(72f) Network Motifs and Mechanisms for Oscillatory Dynamics of Biochemical Networks

We formulate and examine detailed  mechanisms for a number of enzyme and  biochemical oscillatory/signalling networks with the aim of uncovering critical subnetworks that generate the excitable/bistable/oscillatory dynamics. Such core models of the specified nonlinear dynamics are often referred to as network motifs. Our method of finding the motifs is based on a theory of stability of chemical networks known as the stoichiometric network analysis.
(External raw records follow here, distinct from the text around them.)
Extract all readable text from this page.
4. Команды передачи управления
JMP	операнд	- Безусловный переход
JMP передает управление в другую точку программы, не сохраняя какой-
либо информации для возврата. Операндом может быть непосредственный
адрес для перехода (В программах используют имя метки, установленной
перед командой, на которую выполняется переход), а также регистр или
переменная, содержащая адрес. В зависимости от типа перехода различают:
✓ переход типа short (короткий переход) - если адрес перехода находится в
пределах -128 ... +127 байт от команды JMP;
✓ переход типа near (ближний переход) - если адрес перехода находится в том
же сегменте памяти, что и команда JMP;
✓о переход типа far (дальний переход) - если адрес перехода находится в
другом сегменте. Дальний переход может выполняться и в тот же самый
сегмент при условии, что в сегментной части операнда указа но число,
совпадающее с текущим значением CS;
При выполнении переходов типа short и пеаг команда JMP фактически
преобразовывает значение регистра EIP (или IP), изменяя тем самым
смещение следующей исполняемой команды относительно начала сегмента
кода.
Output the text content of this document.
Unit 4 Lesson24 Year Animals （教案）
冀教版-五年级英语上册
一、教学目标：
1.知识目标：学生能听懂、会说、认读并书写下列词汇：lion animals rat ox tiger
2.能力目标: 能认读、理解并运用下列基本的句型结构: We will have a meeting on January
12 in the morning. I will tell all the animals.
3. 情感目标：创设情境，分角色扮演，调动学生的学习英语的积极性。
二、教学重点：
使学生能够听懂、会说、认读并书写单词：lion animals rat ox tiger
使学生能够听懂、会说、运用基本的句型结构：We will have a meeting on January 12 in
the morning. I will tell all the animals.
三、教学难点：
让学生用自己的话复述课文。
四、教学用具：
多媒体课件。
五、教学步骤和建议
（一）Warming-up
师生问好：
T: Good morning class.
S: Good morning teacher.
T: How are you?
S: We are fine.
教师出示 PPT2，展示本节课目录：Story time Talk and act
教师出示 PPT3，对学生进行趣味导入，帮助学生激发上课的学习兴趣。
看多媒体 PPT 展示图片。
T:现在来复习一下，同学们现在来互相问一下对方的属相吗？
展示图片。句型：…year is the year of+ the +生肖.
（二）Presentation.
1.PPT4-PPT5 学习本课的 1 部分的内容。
Given that the mechanism is formulated in terms of mass action kinetics, the instabilities of steady states are linked to topological features of the (sub)network diagrams.  This approach enables a classification of biochemical networks.  Based on our experimental  observations we examine in vitro enzyme reactions including  the glucose–glucose oxidase– catalase–hydrogen peroxide reaction, the urea–urease reaction and glucose–glucose oxidase–ferricyanide reactions. Topology of the core oscillatory subnetworks are compared against one another as well as against other enzyme reactions known to oscillate, such as oxidase–peroxidase reaction. We also examine some in vivo enzyme systems of biological importance including the mitogen-activated protease kinase (MAPK) and systems determining circa- and ultradian cycles in photosythesizing microbes.